Einmal Homeoffice bedeutet für Arbeitnehmerinnen und Arbeitnehmer nicht immer einen allgemeinen Anspruch auf Homeoffice. Ist die Homeoffice-Arbeit nicht arbeitsvertraglich oder in Betriebsvereinbarungen geregelt, kann der Arbeitgeber im Rahmen seines Weisungsrechts die Präsenzpflicht im Büro anordnen, stellte das Arbeitsgericht Düsseldorf in einem kürzlich veröffentlichten rechtskräftigen Urteil vom 11.02.2026 klar (AZ: 3 Ca 6587/25).

Allerdings müsse der Arbeitgeber bei seiner Entscheidung ein „Ermessen“ ausüben und ausreichend begründen, warum das Erscheinen im Büro erforderlich ist.

Im konkreten Fall ging es um einen in einem Klinikum tätigen IT-Mitarbeiter. In seinem Bereich arbeiten noch seine direkte Vorgesetzte und eine Halbtagskraft, sowie externen Mitarbeitende.

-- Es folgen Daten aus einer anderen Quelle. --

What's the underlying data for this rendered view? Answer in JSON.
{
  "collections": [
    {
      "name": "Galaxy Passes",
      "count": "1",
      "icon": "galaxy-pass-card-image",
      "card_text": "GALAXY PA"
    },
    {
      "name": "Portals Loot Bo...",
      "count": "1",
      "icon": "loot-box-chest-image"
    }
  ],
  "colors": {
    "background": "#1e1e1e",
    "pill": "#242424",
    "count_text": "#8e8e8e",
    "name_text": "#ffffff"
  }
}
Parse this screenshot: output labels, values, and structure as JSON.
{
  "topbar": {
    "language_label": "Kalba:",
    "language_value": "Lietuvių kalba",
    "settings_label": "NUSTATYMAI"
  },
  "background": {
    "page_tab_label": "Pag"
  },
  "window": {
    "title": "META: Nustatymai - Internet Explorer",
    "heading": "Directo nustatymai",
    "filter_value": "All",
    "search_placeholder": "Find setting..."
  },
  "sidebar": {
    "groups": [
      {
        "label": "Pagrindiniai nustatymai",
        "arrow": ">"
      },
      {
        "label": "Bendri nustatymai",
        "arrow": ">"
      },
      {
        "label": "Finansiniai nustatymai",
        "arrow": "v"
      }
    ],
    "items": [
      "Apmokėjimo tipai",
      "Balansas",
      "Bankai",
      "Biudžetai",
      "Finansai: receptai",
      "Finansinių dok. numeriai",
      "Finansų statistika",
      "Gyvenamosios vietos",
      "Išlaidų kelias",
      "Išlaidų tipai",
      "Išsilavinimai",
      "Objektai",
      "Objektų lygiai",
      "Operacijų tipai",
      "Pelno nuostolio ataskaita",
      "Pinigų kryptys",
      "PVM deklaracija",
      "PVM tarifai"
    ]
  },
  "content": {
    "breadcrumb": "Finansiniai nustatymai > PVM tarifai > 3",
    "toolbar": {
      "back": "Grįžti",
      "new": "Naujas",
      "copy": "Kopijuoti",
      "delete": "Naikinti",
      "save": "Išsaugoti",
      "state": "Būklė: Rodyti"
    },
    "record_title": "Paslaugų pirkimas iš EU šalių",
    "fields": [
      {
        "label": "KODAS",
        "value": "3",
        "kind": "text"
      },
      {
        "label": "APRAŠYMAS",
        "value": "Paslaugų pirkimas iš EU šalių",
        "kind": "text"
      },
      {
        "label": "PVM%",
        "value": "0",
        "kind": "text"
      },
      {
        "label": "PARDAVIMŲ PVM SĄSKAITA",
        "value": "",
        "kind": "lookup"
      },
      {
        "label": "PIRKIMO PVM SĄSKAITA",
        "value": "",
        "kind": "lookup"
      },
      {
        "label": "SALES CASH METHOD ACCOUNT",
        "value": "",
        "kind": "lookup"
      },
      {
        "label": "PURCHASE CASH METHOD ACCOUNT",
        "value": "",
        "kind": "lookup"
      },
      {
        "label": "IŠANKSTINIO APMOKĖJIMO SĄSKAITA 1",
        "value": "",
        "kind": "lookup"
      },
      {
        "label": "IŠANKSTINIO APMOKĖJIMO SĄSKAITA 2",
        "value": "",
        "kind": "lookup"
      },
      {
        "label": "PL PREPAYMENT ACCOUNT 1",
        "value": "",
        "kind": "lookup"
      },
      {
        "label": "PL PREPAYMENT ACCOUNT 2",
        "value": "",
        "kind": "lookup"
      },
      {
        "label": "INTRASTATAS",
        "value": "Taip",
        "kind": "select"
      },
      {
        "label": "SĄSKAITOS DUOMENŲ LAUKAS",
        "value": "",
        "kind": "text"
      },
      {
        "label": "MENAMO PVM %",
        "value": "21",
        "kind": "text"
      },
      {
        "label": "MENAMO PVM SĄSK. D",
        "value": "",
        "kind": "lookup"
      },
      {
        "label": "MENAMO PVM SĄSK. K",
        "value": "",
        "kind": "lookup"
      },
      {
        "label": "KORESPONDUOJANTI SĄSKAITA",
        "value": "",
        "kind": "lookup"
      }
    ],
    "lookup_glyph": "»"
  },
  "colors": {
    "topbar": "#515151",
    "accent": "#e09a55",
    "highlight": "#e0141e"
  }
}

Bis Sommer 2025 arbeitete der Kläger zumindest zu 50 Prozent seiner Arbeitszeit aus dem Homeoffice heraus, insbesondere montags und freitags.

Doch im August 2025 erhielt der noch im Urlaub befindliche Kläger eine E-Mail vom nächsthöheren Vorgesetzten. Darin wurde die katastrophale Führungsschwäche gerügt, die die direkte Vorgesetzte zu verschulden, aber auch der Kläger mitzuverantworten habe. Es habe in der Ferienzeit eine erhebliche Unterbesetzung gegeben, da der Kläger im Urlaub und seine Vorgesetzte erkrankt war. Folge seien erhebliche Defizite bei dem anstehenden SAP-Upgrade gewesen.

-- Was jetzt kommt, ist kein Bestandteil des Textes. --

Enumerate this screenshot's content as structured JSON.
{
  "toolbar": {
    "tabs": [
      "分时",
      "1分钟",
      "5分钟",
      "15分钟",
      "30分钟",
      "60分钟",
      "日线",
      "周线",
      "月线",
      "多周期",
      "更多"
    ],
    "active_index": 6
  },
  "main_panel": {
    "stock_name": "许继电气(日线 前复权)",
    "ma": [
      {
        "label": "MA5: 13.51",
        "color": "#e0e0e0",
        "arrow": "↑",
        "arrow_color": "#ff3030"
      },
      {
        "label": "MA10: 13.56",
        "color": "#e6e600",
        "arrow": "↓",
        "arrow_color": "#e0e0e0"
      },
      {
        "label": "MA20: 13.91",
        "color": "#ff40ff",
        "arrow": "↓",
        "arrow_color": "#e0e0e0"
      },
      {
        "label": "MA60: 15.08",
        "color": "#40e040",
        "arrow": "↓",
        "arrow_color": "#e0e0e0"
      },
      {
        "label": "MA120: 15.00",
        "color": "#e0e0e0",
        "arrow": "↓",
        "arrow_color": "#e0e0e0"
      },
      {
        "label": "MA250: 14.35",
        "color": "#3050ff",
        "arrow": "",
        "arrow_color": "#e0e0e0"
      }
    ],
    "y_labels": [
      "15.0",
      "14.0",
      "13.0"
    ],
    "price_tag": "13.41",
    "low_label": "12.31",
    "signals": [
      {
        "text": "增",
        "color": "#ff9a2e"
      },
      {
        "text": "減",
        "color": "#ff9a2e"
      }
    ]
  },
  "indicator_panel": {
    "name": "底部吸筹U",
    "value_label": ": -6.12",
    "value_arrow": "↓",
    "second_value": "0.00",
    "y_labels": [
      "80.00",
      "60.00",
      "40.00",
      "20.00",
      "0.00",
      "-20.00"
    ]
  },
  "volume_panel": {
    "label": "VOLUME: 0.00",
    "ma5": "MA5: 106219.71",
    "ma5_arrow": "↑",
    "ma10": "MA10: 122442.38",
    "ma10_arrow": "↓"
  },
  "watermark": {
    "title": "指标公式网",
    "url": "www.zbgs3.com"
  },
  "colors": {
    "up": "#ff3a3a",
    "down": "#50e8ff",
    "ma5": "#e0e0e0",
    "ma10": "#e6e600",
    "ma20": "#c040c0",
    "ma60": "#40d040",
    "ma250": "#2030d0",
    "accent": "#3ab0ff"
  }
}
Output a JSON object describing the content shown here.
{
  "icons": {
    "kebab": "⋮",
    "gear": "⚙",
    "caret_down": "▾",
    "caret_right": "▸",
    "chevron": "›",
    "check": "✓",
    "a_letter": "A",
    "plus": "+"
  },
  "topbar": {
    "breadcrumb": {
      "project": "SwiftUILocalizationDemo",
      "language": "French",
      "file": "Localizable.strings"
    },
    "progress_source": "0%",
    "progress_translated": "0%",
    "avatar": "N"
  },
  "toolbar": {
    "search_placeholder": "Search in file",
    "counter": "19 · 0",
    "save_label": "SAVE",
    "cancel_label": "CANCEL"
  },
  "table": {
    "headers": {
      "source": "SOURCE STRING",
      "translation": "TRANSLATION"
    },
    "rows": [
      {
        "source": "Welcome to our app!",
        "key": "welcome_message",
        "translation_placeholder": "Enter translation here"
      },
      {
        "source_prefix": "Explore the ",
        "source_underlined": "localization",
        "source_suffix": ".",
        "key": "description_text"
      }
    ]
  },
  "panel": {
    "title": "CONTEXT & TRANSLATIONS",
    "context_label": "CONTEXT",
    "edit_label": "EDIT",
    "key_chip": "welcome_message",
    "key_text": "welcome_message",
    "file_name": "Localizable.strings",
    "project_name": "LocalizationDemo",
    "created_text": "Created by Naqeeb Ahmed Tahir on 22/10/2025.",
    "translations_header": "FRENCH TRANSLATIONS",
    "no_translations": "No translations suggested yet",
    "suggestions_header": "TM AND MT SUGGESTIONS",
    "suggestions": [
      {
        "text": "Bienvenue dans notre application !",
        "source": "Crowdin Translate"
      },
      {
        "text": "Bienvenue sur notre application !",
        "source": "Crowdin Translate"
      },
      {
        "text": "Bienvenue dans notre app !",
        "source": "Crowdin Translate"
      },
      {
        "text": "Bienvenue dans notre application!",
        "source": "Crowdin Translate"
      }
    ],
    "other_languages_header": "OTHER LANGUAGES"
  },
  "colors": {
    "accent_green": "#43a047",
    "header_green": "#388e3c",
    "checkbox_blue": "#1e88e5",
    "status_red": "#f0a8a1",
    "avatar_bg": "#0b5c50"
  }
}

Die Präsenzpflicht für den Kläger und seiner Vorgesetzten könne das Projekt stabilisieren und die Kommunikation mit den externen Mitarbeitenden erleichtern. Die bislang gewährte Homeoffice-Arbeit sei ein „Privileg“, auf die der Kläger keinen Anspruch habe.

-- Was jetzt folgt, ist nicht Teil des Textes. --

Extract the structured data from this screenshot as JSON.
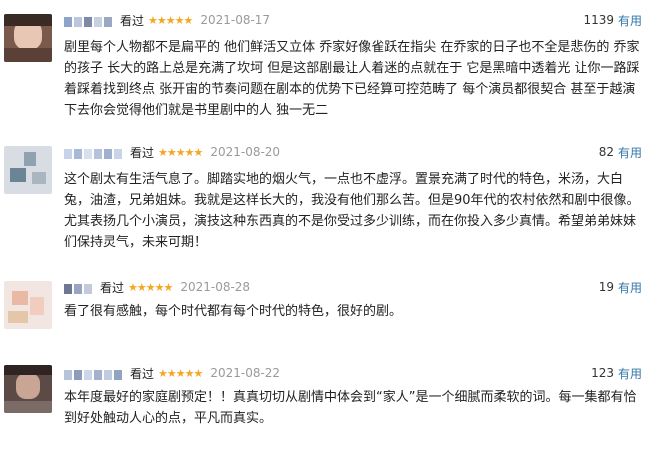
{
  "reviews": [
    {
      "status": "看过",
      "stars": "★★★★★",
      "date": "2021-08-17",
      "count": "1139",
      "useful_label": "有用",
      "text": "剧里每个人物都不是扁平的 他们鲜活又立体 乔家好像雀跃在指尖 在乔家的日子也不全是悲伤的 乔家的孩子 长大的路上总是充满了坎坷 但是这部剧最让人着迷的点就在于 它是黑暗中透着光 让你一路踩着踩着找到终点 张开宙的节奏问题在剧本的优势下已经算可控范畴了 每个演员都很契合 甚至于越演下去你会觉得他们就是书里剧中的人 独一无二"
    },
    {
      "status": "看过",
      "stars": "★★★★★",
      "date": "2021-08-20",
      "count": "82",
      "useful_label": "有用",
      "text": "这个剧太有生活气息了。脚踏实地的烟火气，一点也不虚浮。置景充满了时代的特色，米汤，大白兔，油渣，兄弟姐妹。我就是这样长大的，我没有他们那么苦。但是90年代的农村依然和剧中很像。尤其表扬几个小演员，演技这种东西真的不是你受过多少训练，而在你投入多少真情。希望弟弟妹妹们保持灵气，未来可期！"
    },
    {
      "status": "看过",
      "stars": "★★★★★",
      "date": "2021-08-28",
      "count": "19",
      "useful_label": "有用",
      "text": "看了很有感触，每个时代都有每个时代的特色，很好的剧。"
    },
    {
      "status": "看过",
      "stars": "★★★★★",
      "date": "2021-08-22",
      "count": "123",
      "useful_label": "有用",
      "text": "本年度最好的家庭剧预定！！真真切切从剧情中体会到“家人”是一个细腻而柔软的词。每一集都有恰到好处触动人心的点，平凡而真实。"
    }
  ]
}
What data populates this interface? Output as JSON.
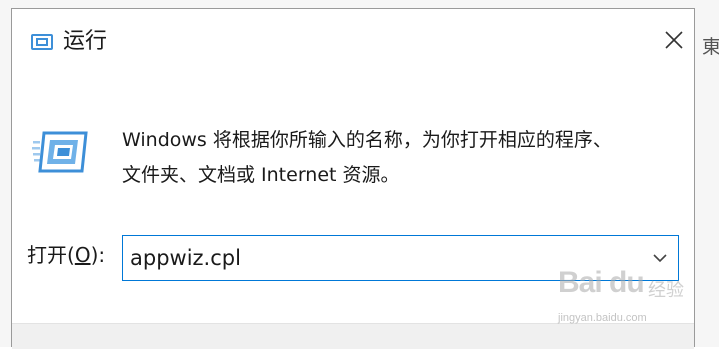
{
  "window": {
    "title": "运行",
    "close_icon": "close-icon",
    "app_icon": "run-dialog-icon"
  },
  "content": {
    "description_line1": "Windows 将根据你所输入的名称，为你打开相应的程序、",
    "description_line2": "文件夹、文档或 Internet 资源。",
    "open_label_prefix": "打开(",
    "open_label_mnemonic": "O",
    "open_label_suffix": "):",
    "input_value": "appwiz.cpl",
    "dropdown_icon": "chevron-down-icon"
  },
  "edge_text": "東",
  "watermark": {
    "brand": "Bai du",
    "sub": "经验",
    "url": "jingyan.baidu.com"
  },
  "colors": {
    "accent": "#0078d7",
    "icon_blue": "#3d8fd8",
    "text": "#1a1a1a"
  }
}
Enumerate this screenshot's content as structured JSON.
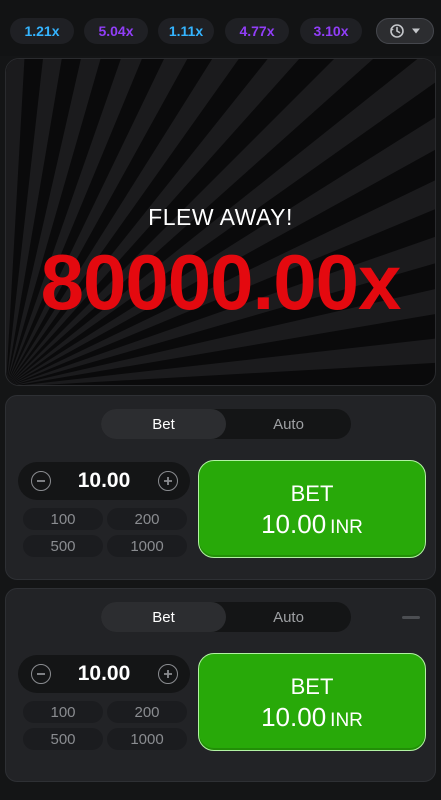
{
  "history": {
    "multipliers": [
      {
        "value": "1.21x",
        "color": "#34b4ff"
      },
      {
        "value": "5.04x",
        "color": "#913ef8"
      },
      {
        "value": "1.11x",
        "color": "#34b4ff"
      },
      {
        "value": "4.77x",
        "color": "#913ef8"
      },
      {
        "value": "3.10x",
        "color": "#913ef8"
      }
    ],
    "history_icon": "history-clock-icon",
    "dropdown_icon": "caret-down-icon"
  },
  "game": {
    "status": "FLEW AWAY!",
    "multiplier": "80000.00x",
    "multiplier_color": "#e4090f"
  },
  "panels": [
    {
      "tabs": {
        "bet": "Bet",
        "auto": "Auto"
      },
      "amount": "10.00",
      "quick": [
        "100",
        "200",
        "500",
        "1000"
      ],
      "bet_button": {
        "line1": "BET",
        "amount": "10.00",
        "currency": "INR"
      }
    },
    {
      "tabs": {
        "bet": "Bet",
        "auto": "Auto"
      },
      "amount": "10.00",
      "quick": [
        "100",
        "200",
        "500",
        "1000"
      ],
      "bet_button": {
        "line1": "BET",
        "amount": "10.00",
        "currency": "INR"
      }
    }
  ],
  "colors": {
    "bet_green": "#28a909",
    "accent_blue": "#34b4ff",
    "accent_purple": "#913ef8"
  }
}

Zwischenzeitlich wurde dem Kläger aber zumindest die Homeoffice-Arbeit am Freitag wieder gewährt.

Der Kläger zog vor das Arbeitsgericht und wollte erreichen, dass er weiterhin 50 Prozent seiner Arbeitszeit im Homeoffice arbeiten kann. Er verfüge über eine dauerhafte Genehmigung des vorigen Dezernatsleiters.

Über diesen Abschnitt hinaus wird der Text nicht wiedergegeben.